Resenha do filme de anime Look Back – Crítica
Criar um mangá é como criar uma série de TV: toda semana, o leitor espera que um novo capítulo seja publicado em sua revista favorita, e então também pode comprar uma “temporada” completa quando um volume compilado for publicado. Tatsuki Fujimoto está muito familiarizado com esse processo, pois serializou dois títulos: Soco de fogo e Homem motosserra. Quando ele publicou Olhe para trás no Shonen Jump + website em julho de 2021, desistiu desse processo e entregou o que estaria mais próximo, se continuarmos na analogia, de um projeto de longa duração. A história tem 143 páginas, todas entregues de uma só vez, e foi devorada por nada menos que 2,5 milhões de pessoas no dia de seu lançamento. Livre de convenções, Fujimoto aproveitou esse formato inusitado para explorar o significado do mangá. Através disso, tanto na forma como no conteúdo, expressou sentimentos muito opostos, dividido entre o amor e o ódio, experimentando todos os códigos narrativos que pôde.
Portanto, não é surpreendente que seu one-shot tenha sido adaptado para um filme de anime. O filme é muito curto – comprimindo ainda mais os sentimentos que Fujimoto transmitiu no mangá original. Jovem animador talentoso Kiyotaka Oshiyama (a quem Masaaki Yuasa pediu para projetar monstros em DEVILMAN bebê chorão) e presidente do estúdio Bones Masahiko Minami liderou esta adaptação dedicada aos quadrinhos japoneses. Oshiyama enfrentou com sucesso o desafio desta adaptação em dois níveis: oferece uma adaptação fiel ao mesmo tempo que carrega as ambições pessoais de Fujimoto.
Algumas cenas do filme são transpostas diretamente do mangá, que parece ser usado como storyboard. A paixão de Fujimoto pelo cinema fica evidente na forma como ele apresenta seus quadrinhos. Não podemos deixar de ficar impressionados com o desempenho de edição proporcionado por Kiyoshi Hirose (INU-OH, Máfia Psico 100, DAN DA DAN). A direção também está alinhada aos métodos artísticos de Fujimoto, respeitando a forma como os planos são combinados espacialmente, bem como os diferentes efeitos de zoom in e out.

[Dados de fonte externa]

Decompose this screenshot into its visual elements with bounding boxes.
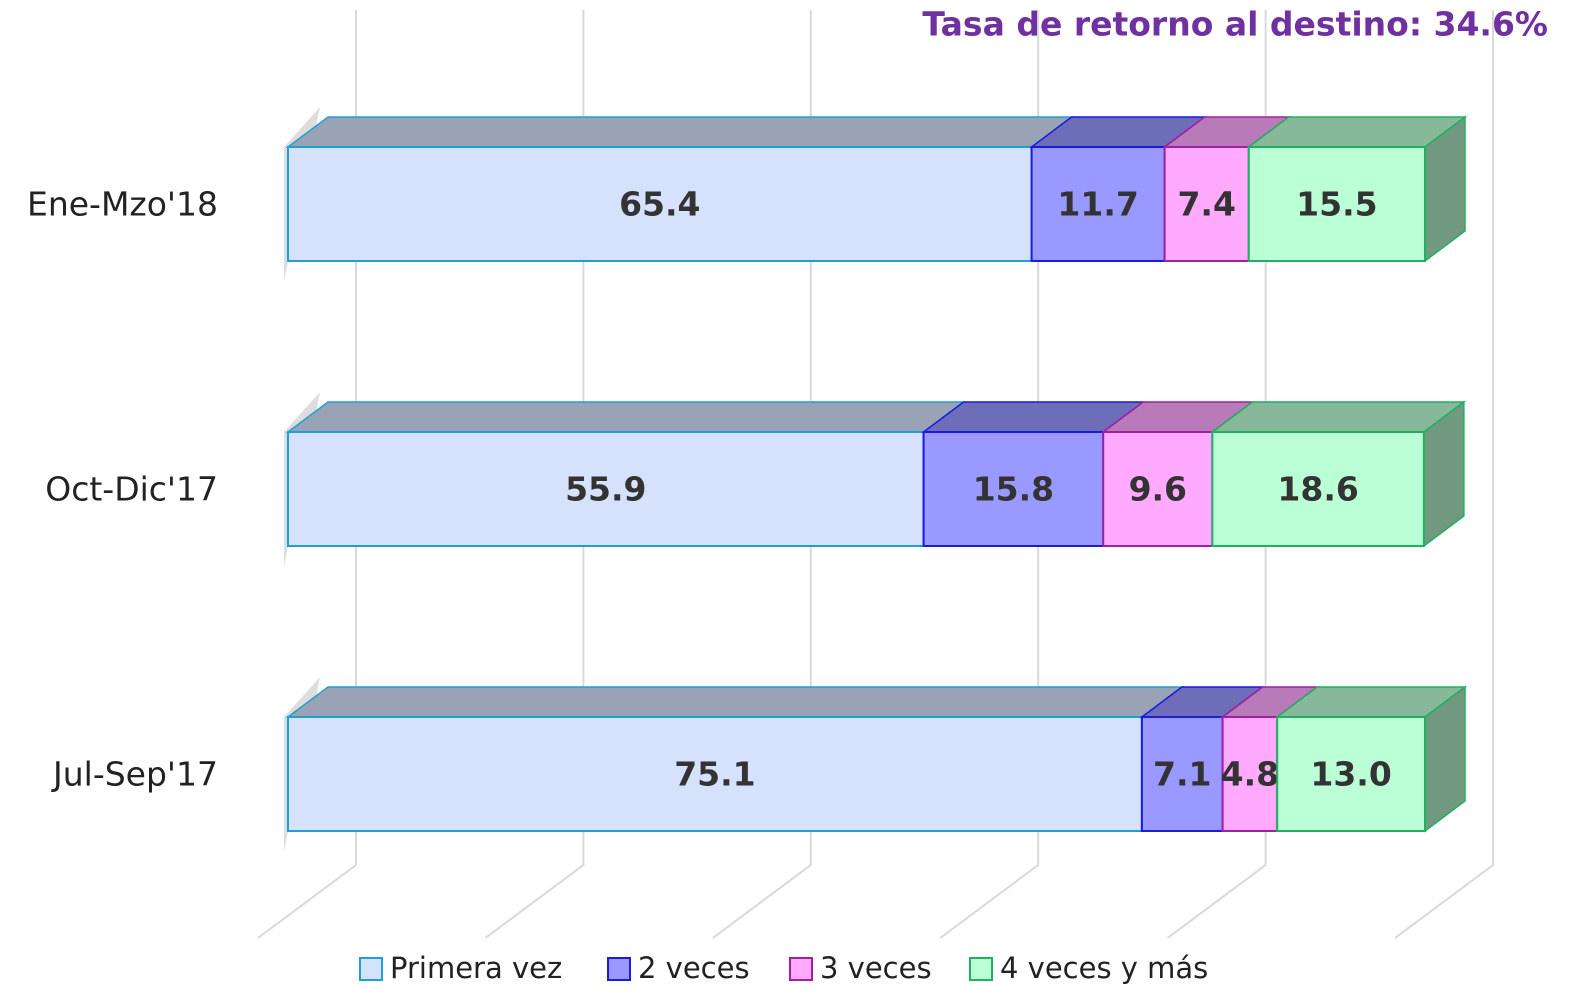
bar-top (285, 401, 966, 433)
data-label: 15.8 (973, 470, 1054, 509)
data-label: 55.9 (565, 470, 646, 509)
bar (922, 431, 1105, 547)
bar (1030, 146, 1166, 262)
bar-top (285, 116, 1074, 148)
bar (1211, 431, 1425, 547)
data-label: 4.8 (1221, 755, 1279, 794)
bar (1247, 146, 1427, 262)
legend-label: 4 veces y más (1000, 951, 1208, 985)
bar (1140, 716, 1224, 832)
data-label: 11.7 (1057, 185, 1138, 224)
bar-top (1210, 401, 1467, 433)
legend-label: 2 veces (638, 951, 750, 985)
grid-line (257, 10, 357, 939)
grid-line (1394, 10, 1494, 939)
legend-swatch (359, 957, 383, 981)
data-label: 9.6 (1129, 470, 1187, 509)
bar (287, 146, 1033, 262)
bar (287, 716, 1143, 832)
category-label: Jul-Sep'17 (51, 755, 218, 794)
grid-line (1167, 10, 1267, 939)
bar (1102, 431, 1214, 547)
grid-line (939, 10, 1040, 939)
bar (1221, 716, 1279, 832)
legend-label: Primera vez (390, 951, 562, 985)
bar (1276, 716, 1426, 832)
legend-swatch (969, 957, 993, 981)
grid-line (712, 10, 812, 939)
data-label: 13.0 (1310, 755, 1391, 794)
category-label: Ene-Mzo'18 (27, 185, 218, 224)
data-label: 75.1 (674, 755, 755, 794)
legend-label: 3 veces (820, 951, 932, 985)
data-label: 18.6 (1277, 470, 1358, 509)
grid-line (484, 10, 585, 939)
data-label: 65.4 (619, 185, 700, 224)
chart-title: Tasa de retorno al destino: 34.6% (922, 5, 1548, 44)
legend-swatch (789, 957, 813, 981)
legend-swatch (607, 957, 631, 981)
data-label: 7.1 (1153, 755, 1211, 794)
data-label: 15.5 (1296, 185, 1377, 224)
data-label: 7.4 (1177, 185, 1235, 224)
bar-top (285, 686, 1185, 718)
category-label: Oct-Dic'17 (45, 470, 218, 509)
bar (287, 431, 925, 547)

Além disso, Oshiyama exibe muitas outras habilidades – como a tacada tecnicamente impressionante em que Fujino está correndo. A cena abre com um ângulo zenital, trocado por um longo plano de viagem que leva a uma vista panorâmica. Poderíamos citar também um uso muito suave de um desfoque (fora de foco) no cabelo de Fujino quando ela fica sabendo da tragédia que atingiu seu velho amigo ou mesmo o uso sutil de uma tela dividida, evocando uma colcha de retalhos de vários painéis do mangá. Oshiyama transmite sua intenção de entregar um filme de animação mantendo-se fiel ao mangá original. Isso é claramente compreensível desde o início, onde ele transpõe o esboço confuso de Fujino de 10 anos para um curta-metragem de cores muito vivas que parece ter sido dirigido por um novato.
O resto do filme contrasta muito com este falso “filme novato”, especialmente no que diz respeito aos movimentos do personagem. Em apenas algumas cenas, sem nenhum diálogo, o orgulho de Fujino e a timidez de Kyomoto são claramente expressos e compreendidos pelo público. A animação atinge seu clímax quando as duas jovens estão em harmonia, correndo de mãos dadas – uma cena particularmente notável pelo uso de iluminação e colorização.
Há outro elemento que distingue Olhe para trás de outros filmes de anime: som. Ou, digamos, a falta de som? A música composta por Haruka Nakamura não deixa de ser fantástico – às vezes uma reminiscência de Yoko Kannoreflexões musicais – mas é a cena final, bastante longa, que é profundamente comovente. Sem uma única nota, sem uma palavra, sem um som, surpreendeu todos os presentes em Annecy, onde o filme foi exibido para a sua estreia mundial. Antes da exibição, Kiyotaka Oshiyama pediu desculpas por entregar uma versão não finalizada do filme –que ainda está em edição. Mesmo que ainda faltem alguns pequenos detalhes, Olhe para trás foi calorosamente recebido pelo público (muito exigente) do maior festival de animação do mundo. O filme finalizado deve, sem dúvida, ser aclamado pela maioria das pessoas.